Sud-Kivu : le gouvernement dévoile un rapport accablant sur les exactions attribuées à l’AFC/M23 à Uvira
Après des travaux de documentation approfondis, le ministre des Droits humains, Samuel Mbemba, a présenté mardi 7 avril un rapport détaillé portant sur de graves violations des droits humains qui auraient été commises par les rebelles de l’AFC/M23 lors de leur occupation de la ville d’Uvira et de ses environs, dans la province du Sud-Kivu, avec le soutien du Rwanda.
Selon ce document officiel, plus de 15 000 personnes auraient perdu la vie, soit directement au cours des offensives armées, soit indirectement en raison du manque d’accès aux soins de santé.

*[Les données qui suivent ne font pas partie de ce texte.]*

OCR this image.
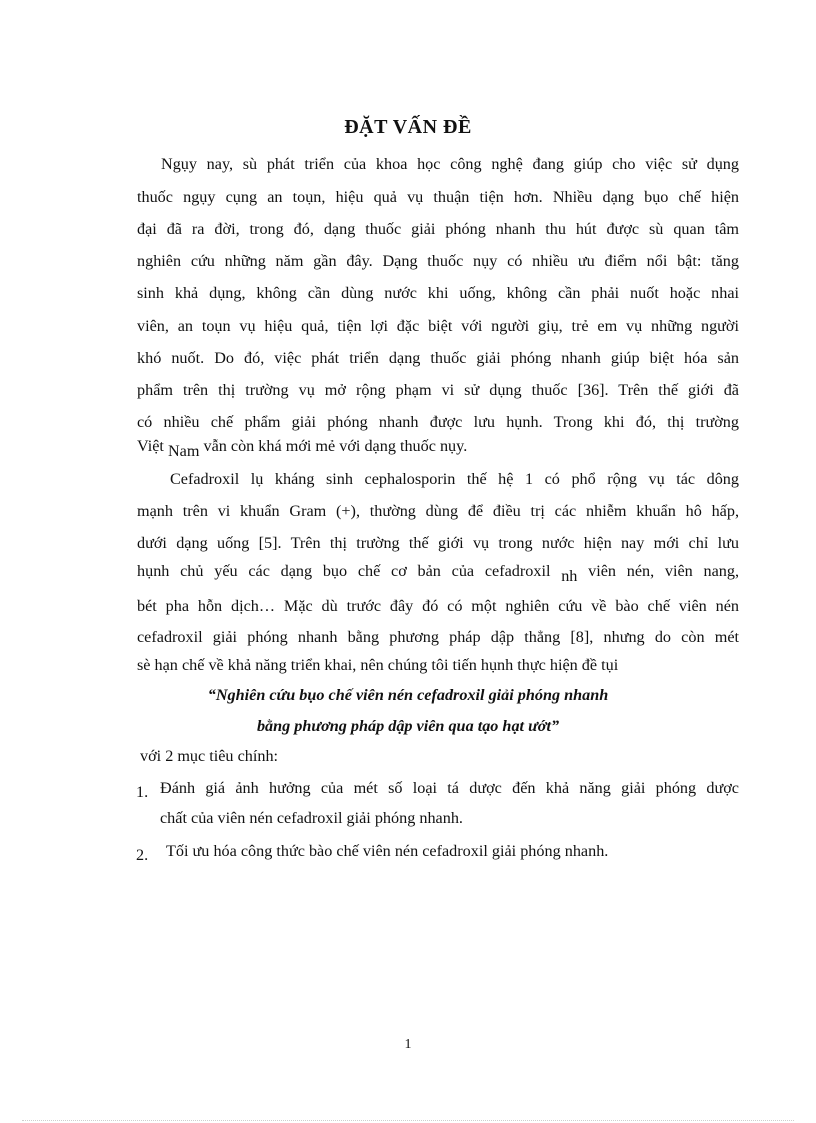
ĐẶT VẤN ĐỀ
Ngụy nay, sù phát triển của khoa học công nghệ đang giúp cho việc sử dụng
thuốc ngụy cụng an toụn, hiệu quả vụ thuận tiện hơn. Nhiều dạng bụo chế hiện
đại đã ra đời, trong đó, dạng thuốc giải phóng nhanh thu hút được sù quan tâm
nghiên cứu những năm gần đây. Dạng thuốc nụy có nhiều ưu điểm nổi bật: tăng
sinh khả dụng, không cần dùng nước khi uống, không cần phải nuốt hoặc nhai
viên, an toụn vụ hiệu quả, tiện lợi đặc biệt với người giụ, trẻ em vụ những người
khó nuốt. Do đó, việc phát triển dạng thuốc giải phóng nhanh giúp biệt hóa sản
phẩm trên thị trường vụ mở rộng phạm vi sử dụng thuốc [36]. Trên thế giới đã
có nhiều chế phẩm giải phóng nhanh được lưu hụnh. Trong khi đó, thị trường
Việt Nam vẫn còn khá mới mẻ với dạng thuốc nụy.
Cefadroxil lụ kháng sinh cephalosporin thế hệ 1 có phổ rộng vụ tác dông
mạnh trên vi khuẩn Gram (+), thường dùng để điều trị các nhiễm khuẩn hô hấp,
dưới dạng uống [5]. Trên thị trường thế giới vụ trong nước hiện nay mới chỉ lưu
hụnh chủ yếu các dạng bụo chế cơ bản của cefadroxil nh viên nén, viên nang,
bét pha hỗn dịch… Mặc dù trước đây đó có một nghiên cứu về bào chế viên nén
cefadroxil giải phóng nhanh bằng phương pháp dập thẳng [8], nhưng do còn mét
sè hạn chế về khả năng triển khai, nên chúng tôi tiến hụnh thực hiện đề tụi
“Nghiên cứu bụo chế viên nén cefadroxil giải phóng nhanh
bằng phương pháp dập viên qua tạo hạt ướt”
với 2 mục tiêu chính:
1. Đánh giá ảnh hưởng của mét số loại tá dược đến khả năng giải phóng dược
chất của viên nén cefadroxil giải phóng nhanh.
2. Tối ưu hóa công thức bào chế viên nén cefadroxil giải phóng nhanh.
1
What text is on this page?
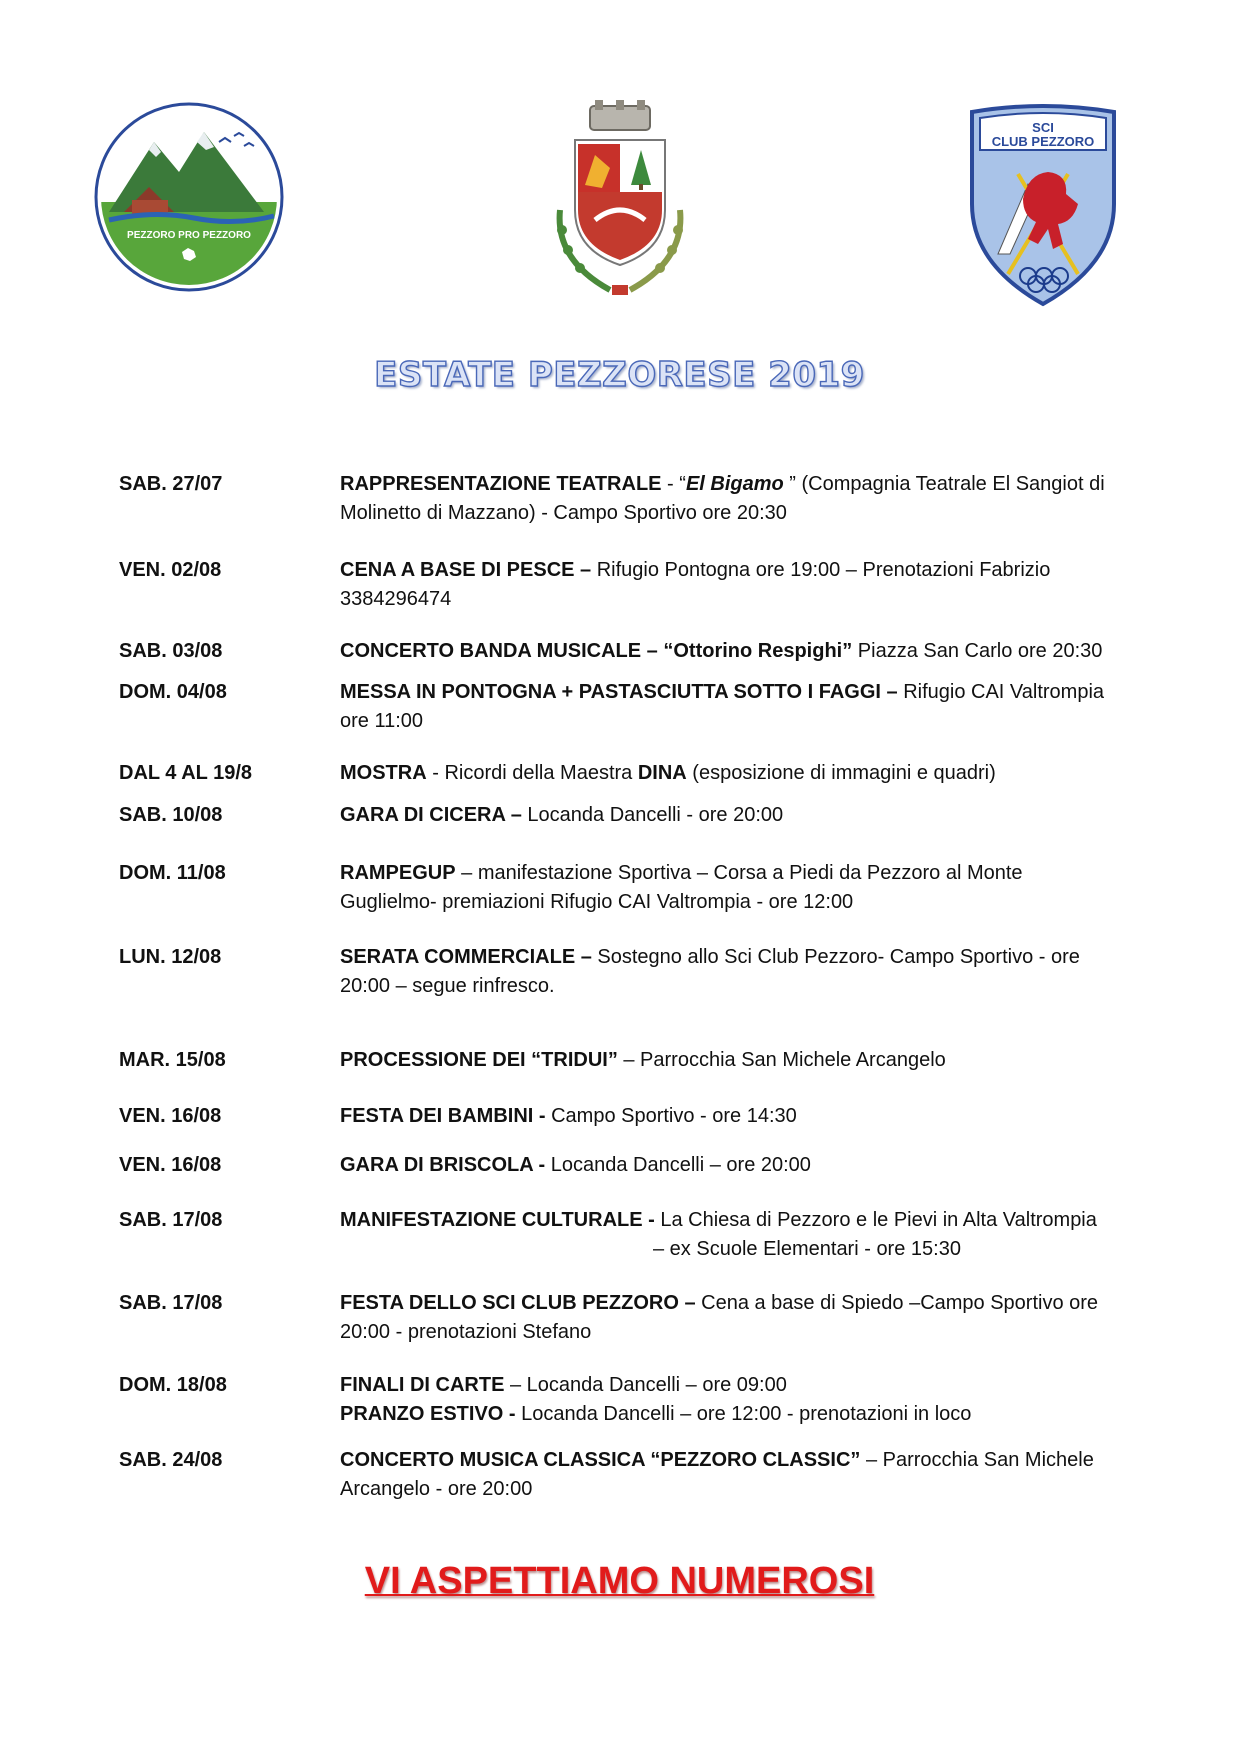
PEZZORO PRO PEZZORO
SCI
CLUB PEZZORO
ESTATE PEZZORESE 2019
SAB. 27/07	RAPPRESENTAZIONE TEATRALE - “El Bigamo ” (Compagnia Teatrale El Sangiot di Molinetto di Mazzano) - Campo Sportivo ore 20:30
VEN. 02/08	CENA A BASE DI PESCE – Rifugio Pontogna ore 19:00 – Prenotazioni Fabrizio 3384296474
SAB. 03/08	CONCERTO BANDA MUSICALE – “Ottorino Respighi” Piazza San Carlo ore 20:30
DOM. 04/08	MESSA IN PONTOGNA + PASTASCIUTTA SOTTO I FAGGI – Rifugio CAI Valtrompia ore 11:00
DAL 4 AL 19/8	MOSTRA - Ricordi della Maestra DINA (esposizione di immagini e quadri)
SAB. 10/08	GARA DI CICERA – Locanda Dancelli - ore 20:00
DOM. 11/08	RAMPEGUP – manifestazione Sportiva – Corsa a Piedi da Pezzoro al Monte Guglielmo- premiazioni Rifugio CAI Valtrompia - ore 12:00
LUN. 12/08	SERATA COMMERCIALE – Sostegno allo Sci Club Pezzoro- Campo Sportivo - ore 20:00 – segue rinfresco.
MAR. 15/08	PROCESSIONE DEI “TRIDUI” – Parrocchia San Michele Arcangelo
VEN. 16/08	FESTA DEI BAMBINI - Campo Sportivo - ore 14:30
VEN. 16/08	GARA DI BRISCOLA - Locanda Dancelli – ore 20:00
SAB. 17/08	MANIFESTAZIONE CULTURALE - La Chiesa di Pezzoro e le Pievi in Alta Valtrompia
– ex Scuole Elementari - ore 15:30
SAB. 17/08	FESTA DELLO SCI CLUB PEZZORO – Cena a base di Spiedo –Campo Sportivo ore 20:00 - prenotazioni Stefano
DOM. 18/08	FINALI DI CARTE – Locanda Dancelli – ore 09:00
PRANZO ESTIVO - Locanda Dancelli – ore 12:00 - prenotazioni in loco
SAB. 24/08	CONCERTO MUSICA CLASSICA “PEZZORO CLASSIC” – Parrocchia San Michele Arcangelo - ore 20:00
VI ASPETTIAMO NUMEROSI
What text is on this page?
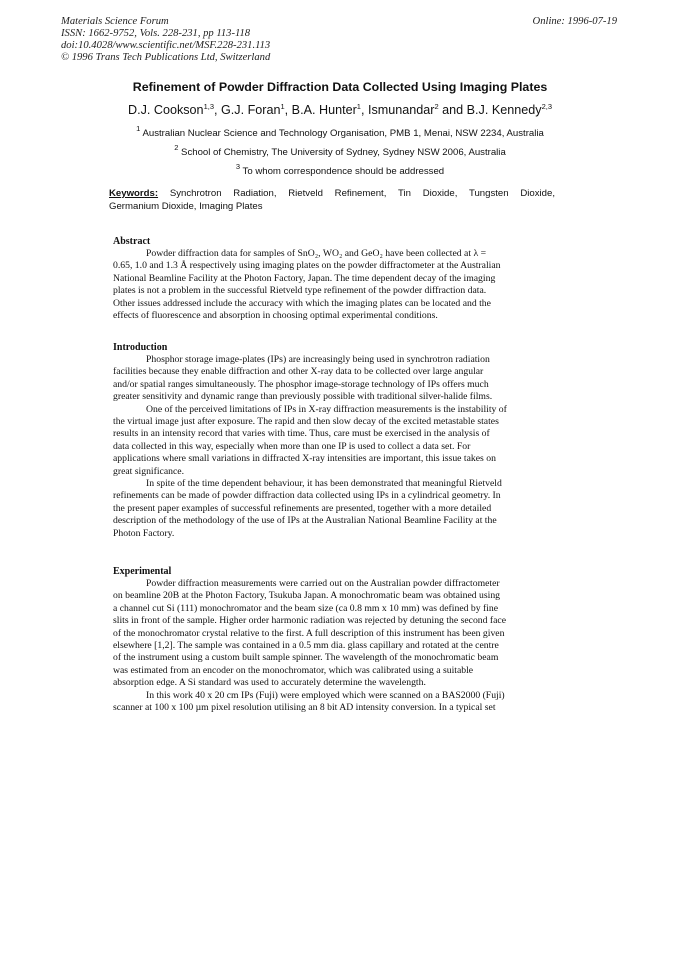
Materials Science Forum
ISSN: 1662-9752, Vols. 228-231, pp 113-118
doi:10.4028/www.scientific.net/MSF.228-231.113
© 1996 Trans Tech Publications Ltd, Switzerland
Online: 1996-07-19
Refinement of Powder Diffraction Data Collected Using Imaging Plates
D.J. Cookson$^{1,3}$, G.J. Foran$^1$, B.A. Hunter$^1$, Ismunandar$^2$ and B.J. Kennedy$^{2,3}$
$^1$ Australian Nuclear Science and Technology Organisation, PMB 1, Menai, NSW 2234, Australia
$^2$ School of Chemistry, The University of Sydney, Sydney NSW 2006, Australia
$^3$ To whom correspondence should be addressed
Keywords: Synchrotron Radiation, Rietveld Refinement, Tin Dioxide, Tungsten Dioxide,
Germanium Dioxide, Imaging Plates
Abstract
Powder diffraction data for samples of SnO₂, WO₂ and GeO₂ have been collected at λ =
0.65, 1.0 and 1.3 Å respectively using imaging plates on the powder diffractometer at the Australian
National Beamline Facility at the Photon Factory, Japan. The time dependent decay of the imaging
plates is not a problem in the successful Rietveld type refinement of the powder diffraction data.
Other issues addressed include the accuracy with which the imaging plates can be located and the
effects of fluorescence and absorption in choosing optimal experimental conditions.
Introduction
Phosphor storage image-plates (IPs) are increasingly being used in synchrotron radiation
facilities because they enable diffraction and other X-ray data to be collected over large angular
and/or spatial ranges simultaneously. The phosphor image-storage technology of IPs offers much
greater sensitivity and dynamic range than previously possible with traditional silver-halide films.
One of the perceived limitations of IPs in X-ray diffraction measurements is the instability of
the virtual image just after exposure. The rapid and then slow decay of the excited metastable states
results in an intensity record that varies with time. Thus, care must be exercised in the analysis of
data collected in this way, especially when more than one IP is used to collect a data set. For
applications where small variations in diffracted X-ray intensities are important, this issue takes on
great significance.
In spite of the time dependent behaviour, it has been demonstrated that meaningful Rietveld
refinements can be made of powder diffraction data collected using IPs in a cylindrical geometry. In
the present paper examples of successful refinements are presented, together with a more detailed
description of the methodology of the use of IPs at the Australian National Beamline Facility at the
Photon Factory.
Experimental
Powder diffraction measurements were carried out on the Australian powder diffractometer
on beamline 20B at the Photon Factory, Tsukuba Japan. A monochromatic beam was obtained using
a channel cut Si (111) monochromator and the beam size (ca 0.8 mm x 10 mm) was defined by fine
slits in front of the sample. Higher order harmonic radiation was rejected by detuning the second face
of the monochromator crystal relative to the first. A full description of this instrument has been given
elsewhere [1,2]. The sample was contained in a 0.5 mm dia. glass capillary and rotated at the centre
of the instrument using a custom built sample spinner. The wavelength of the monochromatic beam
was estimated from an encoder on the monochromator, which was calibrated using a suitable
absorption edge. A Si standard was used to accurately determine the wavelength.
In this work 40 x 20 cm IPs (Fuji) were employed which were scanned on a BAS2000 (Fuji)
scanner at 100 x 100 µm pixel resolution utilising an 8 bit AD intensity conversion. In a typical set
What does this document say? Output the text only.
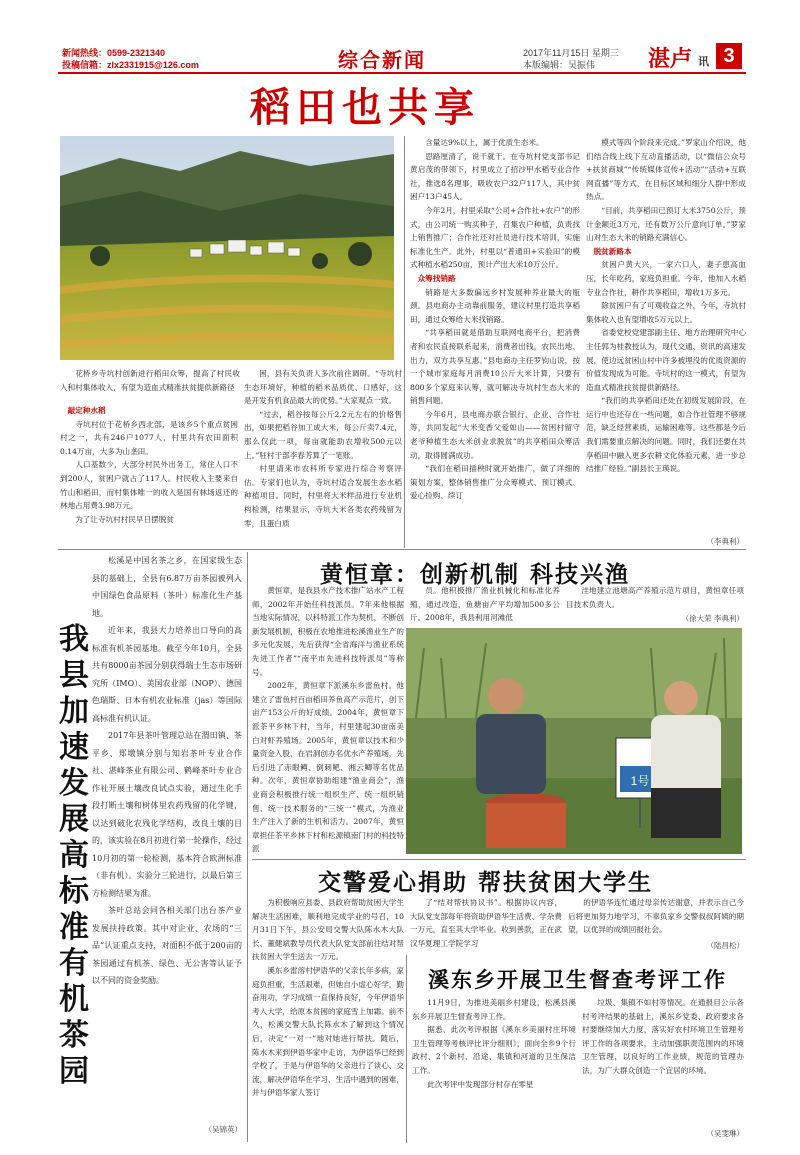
新闻热线：0599-2321340
投稿信箱：zlx2331915@126.com	综合新闻	2017年11月15日 星期三
本版编辑：吴振伟	湛卢 讯 3
稻田也共享

花桥乡寺坑村创新进行稻田众筹，提高了村民收入和村集体收入，有望为造血式精准扶贫提供新路径

敲定种水稻

寺坑村位于花桥乡西北部，是该乡5个重点贫困村之一，共有246户1077人，村里共有农田面积0.14万亩，大多为山垄田。

人口基数少，大部分村民外出务工，常住人口不到200人，贫困户就占了117人。村民收入主要来自竹山和稻田，而村集体唯一的收入是国有林场返还的林地占用费3.98万元。

为了让寺坑村村民早日摆脱贫

困，县有关负责人多次前往调研。“寺坑村生态环境好，种植的稻米品质优、口感好，这是开发有机食品最大的优势。”大家观点一致。

“过去，稻谷按每公斤2.2元左右的价格售出，如果把稻谷加工成大米，每公斤卖7.4元，那么仅此一项，每亩就能助农增收500元以上。”驻村干部李春芳算了一笔账。

村里请来市农科所专家进行综合考察评估。专家们也认为，寺坑村适合发展生态水稻种植项目。同时，村里将大米样品进行专业机构检测，结果显示，寺坑大米各类农药残留为零，且蛋白质

含量达9%以上，属于优质生态米。

思路厘清了，说干就干。在寺坑村党支部书记黄启茂的带领下，村里成立了招沙甲水稻专业合作社，推选8名理事，吸收农户32户117人，其中贫困户13户45人。

今年2月，村里采取“公司+合作社+农户”的形式，由公司统一购买种子，召集农户种植，负责找上销售推广；合作社还对社员进行技术培训，实施标准化生产。此外，村里以“普通田+实验田”的模式种植水稻250亩，预计产出大米10万公斤。

众筹找销路

销路是大多数偏远乡村发展种养业最大的瓶颈。县电商办主动靠前服务，建议村里打造共享稻田，通过众筹给大米找销路。

“共享稻田就是借助互联网电商平台，把消费者和农民直接联系起来，消费者出钱，农民出地、出力，双方共享互惠。”县电商办主任罗钧山说，按一个城市家庭每月消费10公斤大米计算，只要有800多个家庭来认筹，就可解决寺坑村生态大米的销售问题。

今年6月，县电商办联合银行、企业、合作社等，共同发起“大米变香父爱如山——贫困村留守老爷种植生态大米创业求脱贫”的共享稻田众筹活动，取得圆满成功。

“我们在稻田插秧时就开始推广，做了详细的策划方案，整体销售推广分众筹模式、预订模式、爱心捡购、续订

模式等四个阶段来完成。”罗家山介绍说，他们结合线上线下互动直播活动，以“微信公众号+扶贫商城”“传统媒体宣传+活动”“活动+互联网直播”等方式，在目标区域和细分人群中形成热点。

“目前，共享稻田已预订大米3750公斤，预计金额近3万元，还有数万公斤意向订单。”罗家山对生态大米的销路充满信心。

脱贫新路本

贫困户黄大兴，一家六口人，妻子患高血压，长年吃药，家庭负担重。今年，他加入水稻专业合作社，耕作共享稻田，增收1万多元。

除贫困户有了可观收益之外，今年，寺坑村集体收入也有望增收5万元以上。

省委党校党建部副主任、地方治理研究中心主任郭为桂教授认为，现代交通、资讯的高速发展，使边远贫困山村中许多被埋没的优质资源的价值发现成为可能。寺坑村的这一模式，有望为造血式精准扶贫提供新路径。

“我们的共享稻田还处在初级发展阶段，在运行中也还存在一些问题，如合作社管理不够规范，缺乏经营素质，运输困难等。这些都是今后我们需要重点解决的问题。同时，我们还要在共享稻田中融入更多农耕文化体验元素，进一步总结推广经验。”副县长王瑛说。

（李典利）
我县加速发展高标准有机茶园

松溪是中国名茶之乡，在国家级生态县的基础上，全县有6.87万亩茶园被列入中国绿色食品原料（茶叶）标准化生产基地。

近年来，我县大力培养出口导向的高标准有机茶园基地。截至今年10月，全县共有8000亩茶园分别获得瑞士生态市场研究所（IMO）、美国农业部（NOP）、德国色瑞斯、日本有机农业标准（jas）等国际高标准有机认证。

2017年县茶叶管理总站在渭田镇、茶平乡、郑墩镇分别与知岩茶叶专业合作社、湛峰茶业有限公司、鹤峰茶叶专业合作社开展土壤改良试点实验，通过生化手段打断土壤和树体里农药残留的化学键，以达到破化农残化学结构，改良土壤的目的，该实验在8月初进行第一轮操作，经过10月初的第一轮检测，基本符合欧洲标准（非有机）。实验分三轮进行，以最后第三方检测结果为准。

茶叶总站会同各相关部门出台茶产业发展扶持政策。其中对企业、农场的“三品”认证重点支持，对面积不低于200亩的茶园通过有机茶、绿色、无公害等认证予以不同的资金奖励。

（吴锦英）
黄恒章：创新机制 科技兴渔

黄恒章，是我县水产技术推广站水产工程师，2002年开始任科技派员。7年来他根据当地实际情况，以科特派工作为契机，不断创新发展机制，积极在农地推进松溪渔业生产的多元化发展，先后获得“全省海洋与渔业系统先进工作者”“南平市先进科技特派员”等称号。

2002年，黄恒章下派溪东乡雷鱼村。他建立了雷鱼村百亩稻田养鱼高产示范片，创下亩产153公斤的好成绩。2004年，黄恒章下派茶平乡林下村，当年，村里建起30亩南美白对虾养殖场。2005年，黄恒章以技术和少量资金入股，在岩洞创办名优水产养殖场，先后引进了赤眼鳟、倒刺鲃、湘云鲫等名优品种。次年，黄恒章协助组建“渔业商会”，渔业商会积极推行统一组织生产、统一组织销售、统一技术服务的“三统一”模式，为渔业生产注入了新的生机和活力。2007年，黄恒章担任茶平乡林下村和松源镇南门村的科技特派

员。他积极推广渔业机械化和标准化养殖，通过改造，鱼塘亩产平均增加500多公斤。2008年，我县利用河滩低

洼地建立池塘高产养殖示范片项目，黄恒章任项目技术负责人。

（徐大荣 李典利）
1号
交警爱心捐助 帮扶贫困大学生

为积极响应县委、县政府帮助贫困大学生解决生活困难，顺利地完成学业的号召，10月31日下午，县公安局交警大队陈水木大队长、董健斌教导员代表大队党支部前往结对帮扶贫困大学生送去一万元。

溪东乡雷溶村伊语华的父亲长年多病，家庭负担重，生活艰难，但她自小虚心好学，勤奋用功，学习成绩一直保持良好，今年伊语华考入大学，给原本贫困的家庭雪上加霜。前不久，松溪交警大队长陈水木了解到这个情况后，决定“一对一”地对她进行帮扶。随后，陈水木来到伊语华家中走访，为伊语华已经到学校了，于是与伊语华的父亲进行了谈心、交流，解决伊语华在学习、生活中遇到的困难，并与伊语华家人签订

了“结对帮扶协议书”。根据协议内容，大队党支部每年将资助伊语华生活费、学杂费一万元，直至其大学毕业。收到善款，正在武汉华夏理工学院学习

的伊语华连忙通过母亲传达谢意，并表示自己今后将更加努力地学习，不辜负家乡交警叔叔阿姨的期望，以优异的成绩回报社会。

（陆昌松）
溪东乡开展卫生督查考评工作

11月9日，为推进美丽乡村建设，松溪县溪东乡开展卫生督查考评工作。

据悉，此次考评根据《溪东乡美丽村庄环境卫生管理等考核评比评分细则》，面向全乡9个行政村、2个新村、沿途、集镇和河道的卫生保洁工作。

此次考评中发现部分村存在零星

垃圾、集镇不如村等情况。在通报目公示各村考评结果的基础上，溪东乡党委、政府要求各村要继续加大力度，落实好农村环境卫生管理考评工作的各项要求，主动加强职责范围内的环境卫生管理，以良好的工作业绩，规范的管理办法，为广大群众创造一个宜居的环境。

（吴雯琳）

Le gouvernement fait également état de plus de 14 400 femmes victimes de violences sexuelles durant cette période de violences.
Ces atrocités auraient provoqué le déplacement massif de populations, avec plus de 300 000 personnes contraintes de fuir leurs foyers. Le rapport souligne également un impact dramatique sur le secteur éducatif, avec plus de 12 000 enfants privés de scolarisation.
Dans la même dynamique que certaines organisations internationales de défense des droits humains, dont Human Rights Watch, les autorités congolaises affirment avoir mis au jour plusieurs fosses communes après le retrait des rebelles de cette zone stratégique. À Mayi Moto, trois fosses communes auraient été découvertes, contenant 115 corps. À Kilomani, une autre fosse renfermerait 31 dépouilles. D’autres sites similaires auraient également été identifiés à Kala et à Rutembo.
Le ministre des Droits humains a assuré que ces actes graves ne resteront pas impunis et que les enquêtes se poursuivront afin d’établir les responsabilités.